Thursday, March 31, 2011

Cactus vs Fungus

Here are the fungus found normally in cactus.

1. Cactus Anthracnose (fungus – Colletotrichum (Gleosproium) spp): This disease affects several kinds of cacti, cereus, echinocactus, mammillaria, and particularly, opuntia (prickly pear). Infection results in a rather moist light brown rot that shows many light pink pustules on the surface. Spots are small at first, later enlarge, and become covered by the small spore-producing pustules. 
Large areas may be affected, sometimes destroying entire plants. No satisfactory control is available, other than removing and destroying diseased cladodes as soon as noticed. In the greenhouse, soil from infected plants should be removed and benches disinfected. Spraying with a copper fungicide may help in checking this disease.

2. Scorch or Sunscald (fungus – Henersonia opuntiae): This disease is common and
serious on prickly pear cactus (opuntia). Spots at first are distinctly zoned, later enlarging until entire cladodes turn a reddish-brown and finally die. The center of the disease area is grayish-brown and cracked. Other fungi may be present in the diseased area. No practical control has been developed.

3. Cotton Root Rot (fungus – Phymatotrichum omnivorum): Several members of the
cactus family are susceptible to attack by the cotton root rot fungus. Infected plants die.  When pulled from the soil the brown strands of the fungus can be found growing on the root surface. No control practice is available.

4. Scab (physiological): Particularly common on prickly pear cactus. Rusty colored, corky areas appear on the stems. Scab is thought to be a form of edema, resulting from over watering and poor ventilation. Increase light and decrease humidity for control.

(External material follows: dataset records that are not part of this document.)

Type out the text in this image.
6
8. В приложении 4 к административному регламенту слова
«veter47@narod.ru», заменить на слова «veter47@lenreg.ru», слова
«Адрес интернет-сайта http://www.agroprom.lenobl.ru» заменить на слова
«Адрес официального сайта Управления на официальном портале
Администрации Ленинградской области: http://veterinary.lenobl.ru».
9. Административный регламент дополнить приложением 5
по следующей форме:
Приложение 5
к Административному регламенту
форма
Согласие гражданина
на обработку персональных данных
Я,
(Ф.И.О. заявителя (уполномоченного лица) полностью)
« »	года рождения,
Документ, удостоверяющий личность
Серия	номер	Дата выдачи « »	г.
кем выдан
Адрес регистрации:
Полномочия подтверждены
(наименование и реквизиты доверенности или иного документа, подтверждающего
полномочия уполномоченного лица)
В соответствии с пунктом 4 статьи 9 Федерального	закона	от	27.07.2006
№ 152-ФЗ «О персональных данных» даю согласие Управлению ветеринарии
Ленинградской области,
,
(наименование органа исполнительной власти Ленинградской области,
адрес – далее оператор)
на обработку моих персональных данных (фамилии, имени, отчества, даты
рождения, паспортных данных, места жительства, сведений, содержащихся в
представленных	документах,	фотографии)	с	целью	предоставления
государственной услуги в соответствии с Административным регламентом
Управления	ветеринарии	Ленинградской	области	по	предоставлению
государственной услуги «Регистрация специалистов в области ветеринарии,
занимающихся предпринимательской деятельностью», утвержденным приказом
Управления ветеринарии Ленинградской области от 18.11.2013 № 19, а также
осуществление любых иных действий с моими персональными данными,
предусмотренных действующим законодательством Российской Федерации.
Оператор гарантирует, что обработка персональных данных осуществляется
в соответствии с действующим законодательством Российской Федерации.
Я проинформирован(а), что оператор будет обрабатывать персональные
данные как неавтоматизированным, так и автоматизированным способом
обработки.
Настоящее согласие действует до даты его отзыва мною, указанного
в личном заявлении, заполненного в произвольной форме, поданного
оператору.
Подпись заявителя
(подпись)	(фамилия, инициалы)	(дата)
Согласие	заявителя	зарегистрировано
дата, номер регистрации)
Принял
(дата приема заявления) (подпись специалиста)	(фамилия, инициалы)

What to do when cactus are infected?

  •        Quarantine and remove infected plant material.  
  •        Repot and cut off the infected area if it’s not severe and it’s possible to cut.  Cut behind the infection so that you can throw the fungus away entirely.  If it’s severe, destroy affected plants and their pots.
  •         Set the environment of your greenhouse or garden to be more appropriate for the cactus.  The causes of fungus are sometimes poor ventilation, light or humidity.
  •          Dust the both infected and healthy plant with Bordeaux mixture or another fungicide.  
Preventing the fungus 

1. Back the basic, pay attention and take care of your plants closely.  Mostly, the infection can invade your garden when you don’t have time to check or care the cactus.  (This case ever happened with me, too)

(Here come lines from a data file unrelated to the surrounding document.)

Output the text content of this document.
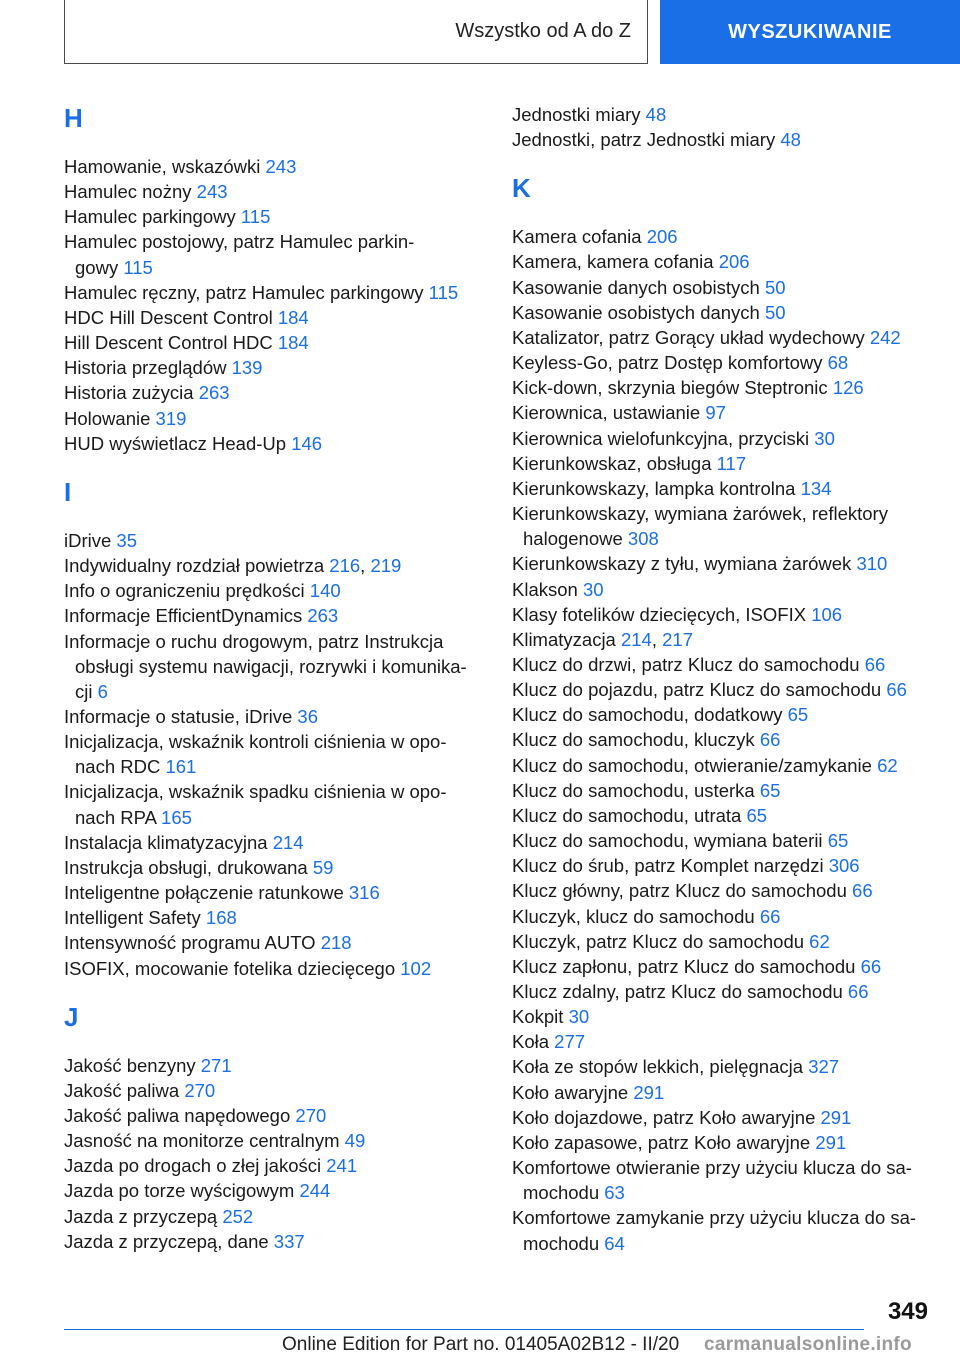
Wszystko od A do Z	WYSZUKIWANIE
H
Hamowanie, wskazówki 243
Hamulec nożny 243
Hamulec parkingowy 115
Hamulec postojowy, patrz Hamulec parkin-
gowy 115
Hamulec ręczny, patrz Hamulec parkingowy 115
HDC Hill Descent Control 184
Hill Descent Control HDC 184
Historia przeglądów 139
Historia zużycia 263
Holowanie 319
HUD wyświetlacz Head-Up 146
I
iDrive 35
Indywidualny rozdział powietrza 216, 219
Info o ograniczeniu prędkości 140
Informacje EfficientDynamics 263
Informacje o ruchu drogowym, patrz Instrukcja
obsługi systemu nawigacji, rozrywki i komunika-
cji 6
Informacje o statusie, iDrive 36
Inicjalizacja, wskaźnik kontroli ciśnienia w opo-
nach RDC 161
Inicjalizacja, wskaźnik spadku ciśnienia w opo-
nach RPA 165
Instalacja klimatyzacyjna 214
Instrukcja obsługi, drukowana 59
Inteligentne połączenie ratunkowe 316
Intelligent Safety 168
Intensywność programu AUTO 218
ISOFIX, mocowanie fotelika dziecięcego 102
J
Jakość benzyny 271
Jakość paliwa 270
Jakość paliwa napędowego 270
Jasność na monitorze centralnym 49
Jazda po drogach o złej jakości 241
Jazda po torze wyścigowym 244
Jazda z przyczepą 252
Jazda z przyczepą, dane 337
Jednostki miary 48
Jednostki, patrz Jednostki miary 48
K
Kamera cofania 206
Kamera, kamera cofania 206
Kasowanie danych osobistych 50
Kasowanie osobistych danych 50
Katalizator, patrz Gorący układ wydechowy 242
Keyless-Go, patrz Dostęp komfortowy 68
Kick-down, skrzynia biegów Steptronic 126
Kierownica, ustawianie 97
Kierownica wielofunkcyjna, przyciski 30
Kierunkowskaz, obsługa 117
Kierunkowskazy, lampka kontrolna 134
Kierunkowskazy, wymiana żarówek, reflektory
halogenowe 308
Kierunkowskazy z tyłu, wymiana żarówek 310
Klakson 30
Klasy fotelików dziecięcych, ISOFIX 106
Klimatyzacja 214, 217
Klucz do drzwi, patrz Klucz do samochodu 66
Klucz do pojazdu, patrz Klucz do samochodu 66
Klucz do samochodu, dodatkowy 65
Klucz do samochodu, kluczyk 66
Klucz do samochodu, otwieranie/zamykanie 62
Klucz do samochodu, usterka 65
Klucz do samochodu, utrata 65
Klucz do samochodu, wymiana baterii 65
Klucz do śrub, patrz Komplet narzędzi 306
Klucz główny, patrz Klucz do samochodu 66
Kluczyk, klucz do samochodu 66
Kluczyk, patrz Klucz do samochodu 62
Klucz zapłonu, patrz Klucz do samochodu 66
Klucz zdalny, patrz Klucz do samochodu 66
Kokpit 30
Koła 277
Koła ze stopów lekkich, pielęgnacja 327
Koło awaryjne 291
Koło dojazdowe, patrz Koło awaryjne 291
Koło zapasowe, patrz Koło awaryjne 291
Komfortowe otwieranie przy użyciu klucza do sa-
mochodu 63
Komfortowe zamykanie przy użyciu klucza do sa-
mochodu 64
349
Online Edition for Part no. 01405A02B12 - II/20 carmanualsonline.info
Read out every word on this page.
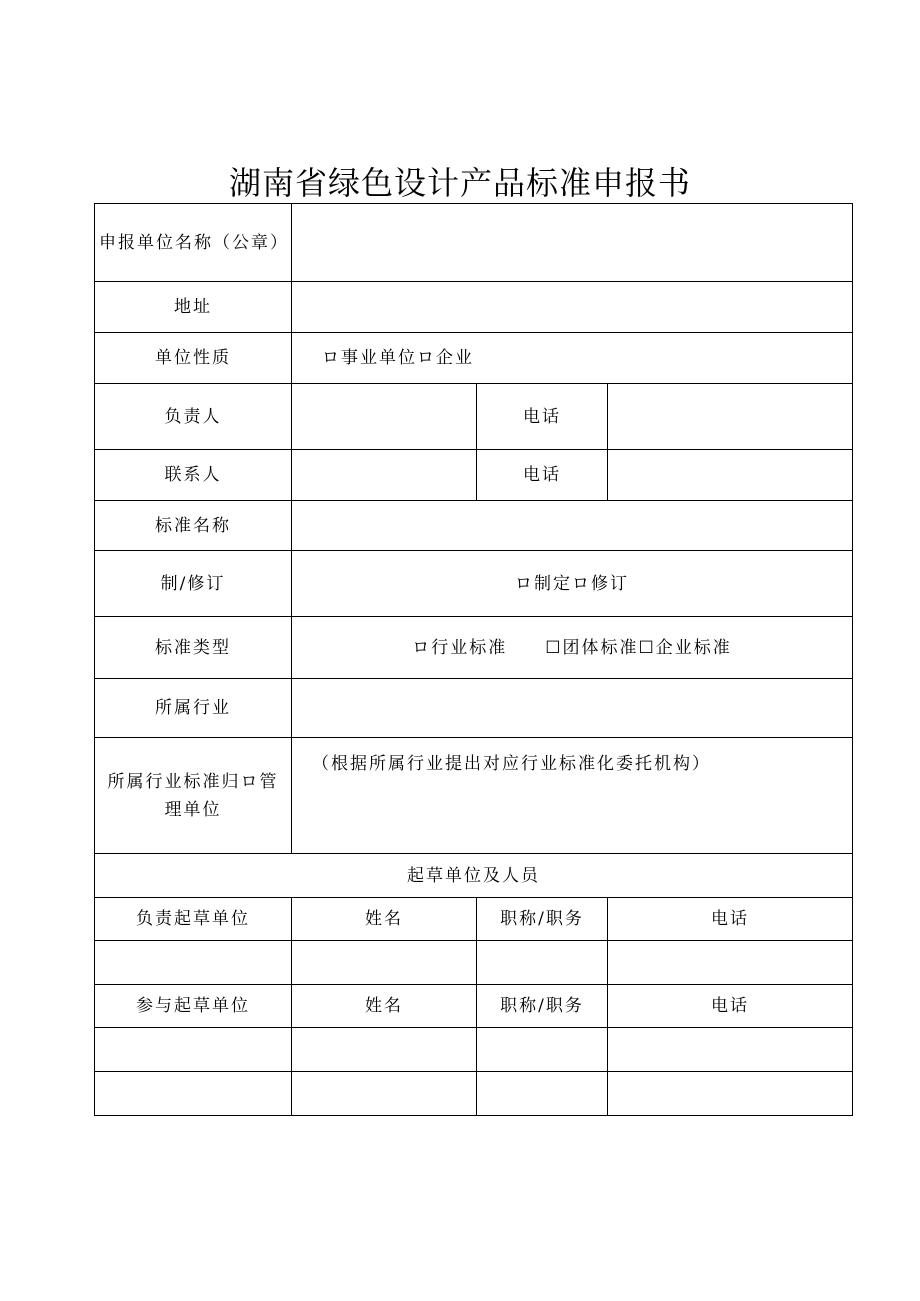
湖南省绿色设计产品标准申报书
申报单位名称（公章）			
地址			
单位性质	ロ事业单位ロ企业		
负责人		电话	
联系人		电话	
标准名称			
制/修订	ロ制定ロ修订		
标准类型	ロ行业标准 ☐团体标准☐企业标准		
所属行业			
所属行业标准归ロ管理单位	（根据所属行业提出对应行业标准化委托机构）		
起草单位及人员			
负责起草单位	姓名	职称/职务	电话

参与起草单位	姓名	职称/职务	电话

2. Get rid of the fungus/infection as soon as you find it.  The earlier to figure the fungus, the easier to control it.

3. Giving more time to spray the fungicide (every one or two weeks), repot and fertilize the plants.

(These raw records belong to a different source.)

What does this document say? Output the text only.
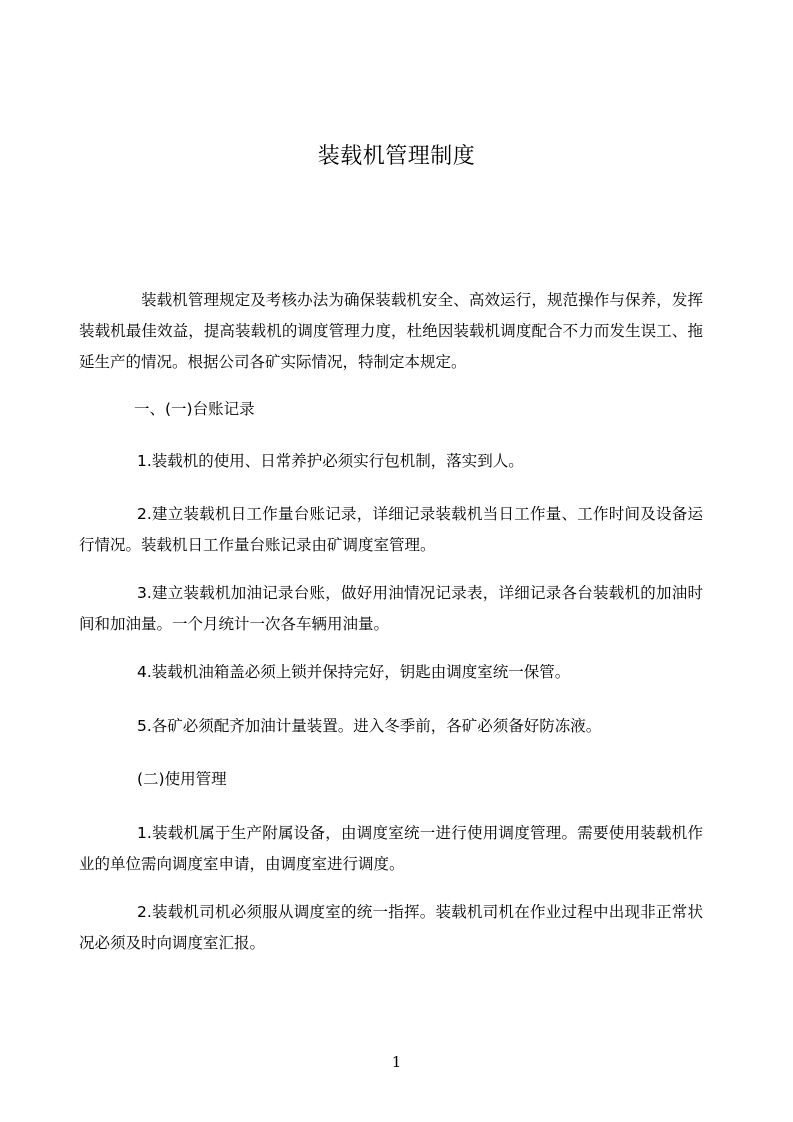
装载机管理制度

装载机管理规定及考核办法为确保装载机安全、高效运行，规范操作与保养，发挥装载机最佳效益，提高装载机的调度管理力度，杜绝因装载机调度配合不力而发生误工、拖延生产的情况。根据公司各矿实际情况，特制定本规定。

一、(一)台账记录

1.装载机的使用、日常养护必须实行包机制，落实到人。

2.建立装载机日工作量台账记录，详细记录装载机当日工作量、工作时间及设备运行情况。装载机日工作量台账记录由矿调度室管理。

3.建立装载机加油记录台账，做好用油情况记录表，详细记录各台装载机的加油时间和加油量。一个月统计一次各车辆用油量。

4.装载机油箱盖必须上锁并保持完好，钥匙由调度室统一保管。

5.各矿必须配齐加油计量装置。进入冬季前，各矿必须备好防冻液。

(二)使用管理

1.装载机属于生产附属设备，由调度室统一进行使用调度管理。需要使用装载机作业的单位需向调度室申请，由调度室进行调度。

2.装载机司机必须服从调度室的统一指挥。装载机司机在作业过程中出现非正常状况必须及时向调度室汇报。

1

Every plant is same; cactus, succulent, orchid, rose or else.  If you take care of it well, it will grow up greatly and make you proud

If you have any comment or question, please feel free to contact me :)


Garden Forum said...

I really like seeing cactus they're unique, their torn can really hurt you. I want to ask if there is a poisonous cactus? Thanks!

Cactuslover said...

The spine makes the cactus outstanding from another plant. And thank you for question about the poisonous cactus. Beyond the sharp torn, I don't know how cactus can hurt people or another thing.
I'll do the research about that and write in my blog in the next time.

The Lovely Plants said...

What about scale? How do you prevent or cure it? My cacti are often hit by massive attacks of scale.

Cactuslover said...

There are some ways to deal with the scale. I'll summarize the information and write about it in the next post.

Anonymous said...

I have some kind of fungus attacking my cacti plants that causes grey or milky blotches that turn white and chalky over a week or two. The circular spots grow and eventually the whole cactus turns to chalk. I recently binned a large number of rare cacti that were showing these symptoms. The problem is irreversible and almost always fatal.

Soccer said...

My cactus has such fungus, too. It happened when I renovated the backyard and was not at home for 1-2 months. The best ways to do now is to spraying the fungicide once a week.